Ein Job mit Perspektive: Petra Schütz jetzt im Karl Ferdinand Haus
neue pflege 01
Die künftige Einrichtungsleiterin Tina Frank (links) und ihre Stellvertreterin, Pflegedienstleiterin Petra Schütz, freuen sich jetzt schon
auf den Umzug im Sommer
Petra Schütz ist die neue Pflegedienstleiterin im Karl Ferdinand Haus in Neunkirchen. Ein Job mit Perspektive: schließlich errichtet der Geschäftsbereich Seniorenhilfe der Stitung kreuznacher diakonie nur ein paar hundert Meter entfernt gerade den Neubau Wohnpark Katharina von Bora, eine Schwerpunkt-Einrichtung für Menschen mit Demenz – und wenn alles

gut läuft, dann ersetzt dieses Gebäude ab August das Karl Ferdinand Haus. Genau das kommt den Zielen von Petra Schütz sehr entgegen: „Ich möchte etwas bewegen für die Bewohnerinnen und Bewohner. Gemeinsam wollen wir eine familiäre Atmosphäre schaffen, in der man sich wohl und geborgen fühlen kann. Die pflegebedürftigen Menschen stehen bei uns im Mittelpunkt aller Bemühungen – nicht nur bezogen auf das Krankheitsbild und den Pflegeaufwand, sondern als Ganzes“, sagt sie. Eine gute Versorgung für den letzten Lebensabschnitt, würdevolles Leben gestalten zu können, sind für sie die Grundvoraussetzungen, um ihren Job erfolgreich ausüben zu können.  
Für Petra Schütz war und ist die Altenpflege „Traumberuf mit Herz und Verstand“. Sie absolvierte ihre Ausbildung zur Altenpflegerin im Hospital in St. Wendel und arbeitete dann als Wohnbereichsleiterin sowie im Intensivpflege-Bereich, bis sie 2015 ihre Weiterbildung zur Pflegedienstleiterin begann.
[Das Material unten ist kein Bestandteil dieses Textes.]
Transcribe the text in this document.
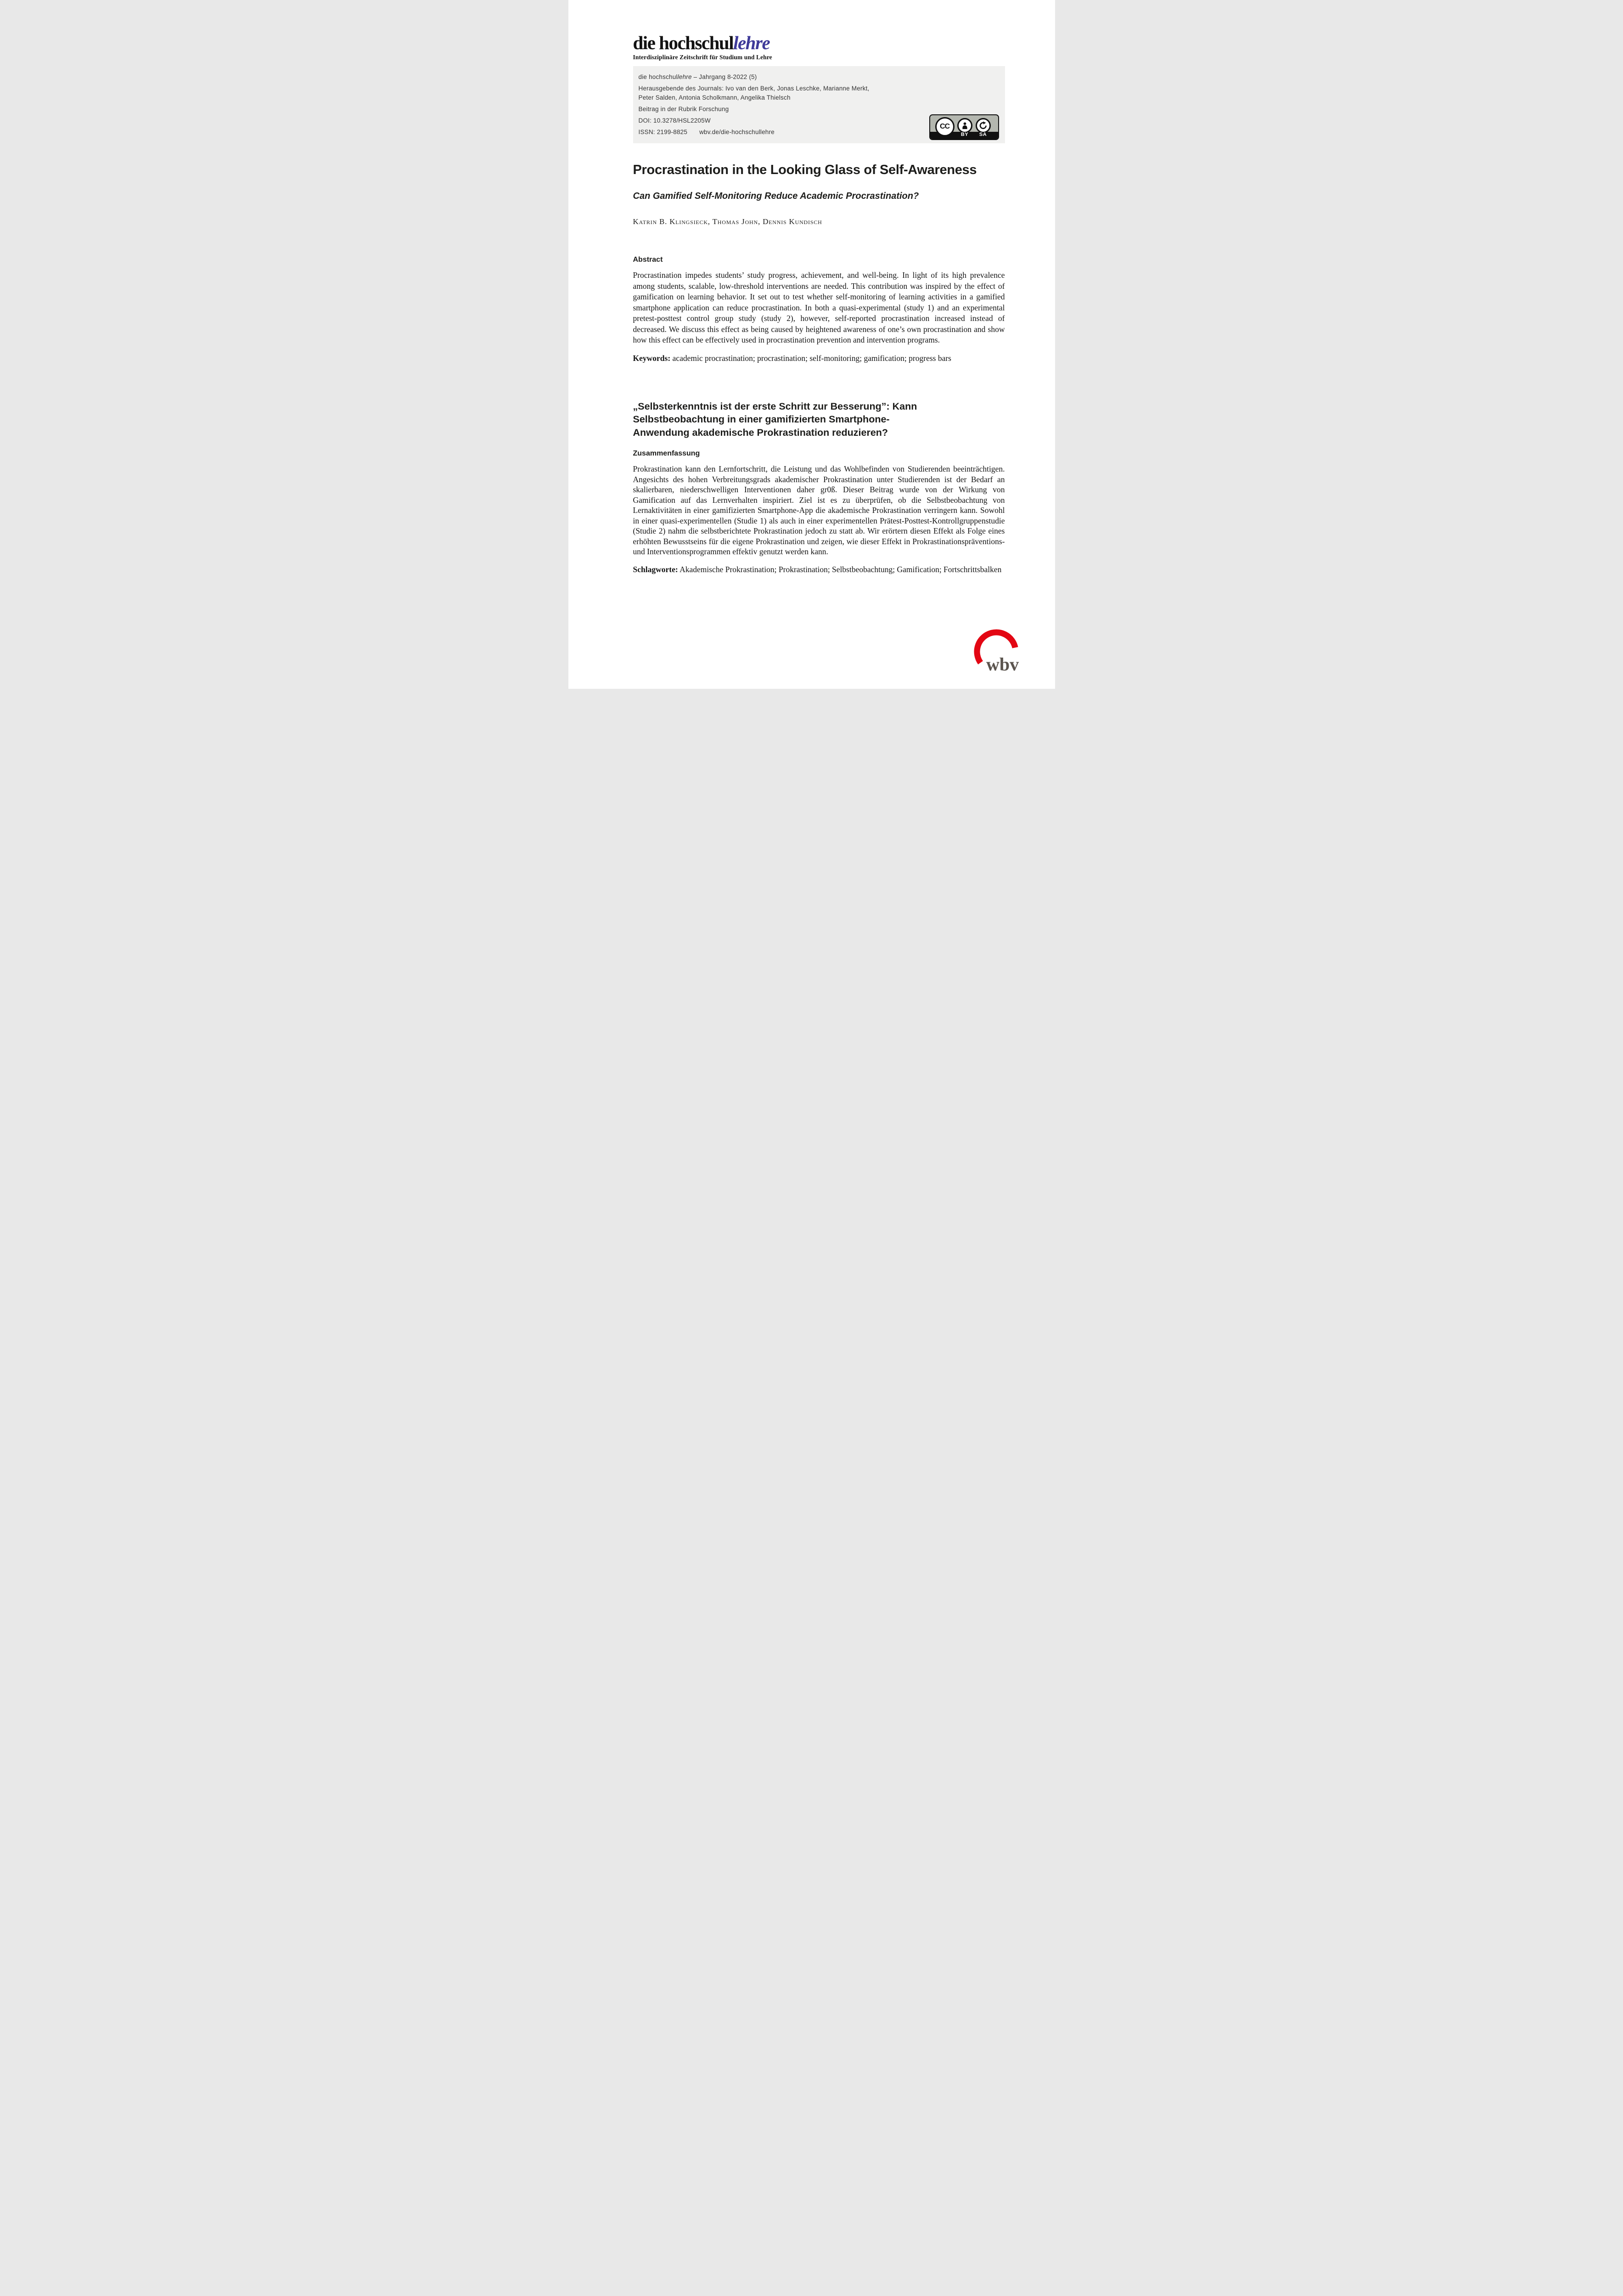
die hochschullehre
Interdisziplinäre Zeitschrift für Studium und Lehre

die hochschullehre – Jahrgang 8-2022 (5)

Herausgebende des Journals: Ivo van den Berk, Jonas Leschke, Marianne Merkt, Peter Salden, Antonia Scholkmann, Angelika Thielsch

Beitrag in der Rubrik Forschung

DOI: 10.3278/HSL2205W

ISSN: 2199-8825 wbv.de/die-hochschullehre

CC
BY	SA
Procrastination in the Looking Glass of Self-Awareness
Can Gamified Self-Monitoring Reduce Academic Procrastination?
Katrin B. Klingsieck, Thomas John, Dennis Kundisch
Abstract

Procrastination impedes students’ study progress, achievement, and well-being. In light of its high prevalence among students, scalable, low-threshold interventions are needed. This contribution was inspired by the effect of gamification on learning behavior. It set out to test whether self-monitoring of learning activities in a gamified smartphone application can reduce procrastination. In both a quasi-experimental (study 1) and an experimental pretest-posttest control group study (study 2), however, self-reported procrastination increased instead of decreased. We discuss this effect as being caused by heightened awareness of one’s own procrastination and show how this effect can be effectively used in procrastination prevention and intervention programs.

Keywords: academic procrastination; procrastination; self-monitoring; gamification; progress bars

„Selbsterkenntnis ist der erste Schritt zur Besserung”: Kann Selbstbeobachtung in einer gamifizierten Smartphone-Anwendung akademische Prokrastination reduzieren?
Zusammenfassung

Prokrastination kann den Lernfortschritt, die Leistung und das Wohlbefinden von Studierenden beeinträchtigen. Angesichts des hohen Verbreitungsgrads akademischer Prokrastination unter Studierenden ist der Bedarf an skalierbaren, niederschwelligen Interventionen daher gr0ß. Dieser Beitrag wurde von der Wirkung von Gamification auf das Lernverhalten inspiriert. Ziel ist es zu überprüfen, ob die Selbstbeobachtung von Lernaktivitäten in einer gamifizierten Smartphone-App die akademische Prokrastination verringern kann. Sowohl in einer quasi-experimentellen (Studie 1) als auch in einer experimentellen Prätest-Posttest-Kontrollgruppenstudie (Studie 2) nahm die selbstberichtete Prokrastination jedoch zu statt ab. Wir erörtern diesen Effekt als Folge eines erhöhten Bewusstseins für die eigene Prokrastination und zeigen, wie dieser Effekt in Prokrastinationspräventions- und Interventionsprogrammen effektiv genutzt werden kann.

Schlagworte: Akademische Prokrastination; Prokrastination; Selbstbeobachtung; Gamification; Fortschrittsbalken

wbv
Ihre berufliche Karriere bei der Stiftung kreuznacher diakonie führte die 48-Jährige zunächst ins Fliedner Krankenhaus in Neunkirchen, wo sie ein Jahr lang als Stationsleiterin in der Gerontopsychiatrie tätig war, bis sie die Stellenausschreibung der Seniorenhilfe sah. Seit Oktober hat sie bereits die Arbeit im Karl Ferdinand Haus aufgenommen, erlebte den Beginn der zweiten Corona-Infektionswelle, die dann erstmals auch Bewohnerinnen und Bewohner sowie einige Mitarbeitende traf. Bisher gab es im Haus keine coronabedingten Todesfälle und alle hoffen, dass das auch so bleibt – zumal mittlerweile die meisten von ihnen geimpft sind. Trotz all dieser Herausforderungen und der sehr anstrengenden Wochen betont Petra Schütz: „Die Corona-Zeit hat uns als Team gut getan und zusammengeschweißt. Die Kolleginnen und Kollegen haben bisher eine tolle Arbeit geleistet und tun das nach wie vor.“ Gerade jetzt sind ihr ein wertschätzendes Miteinander und Empathie ganz besonders wichtig. Mit dem Umzug vom Unteren Markt in die Ringstraße liegt zwar eine weitere außergewöhnliche Anstrengung vor ihnen – aber das Umzugsfieber hat sie alle schon gepackt und sie sind zuversichtlich, dass sie auch diese Aufgabe meistern.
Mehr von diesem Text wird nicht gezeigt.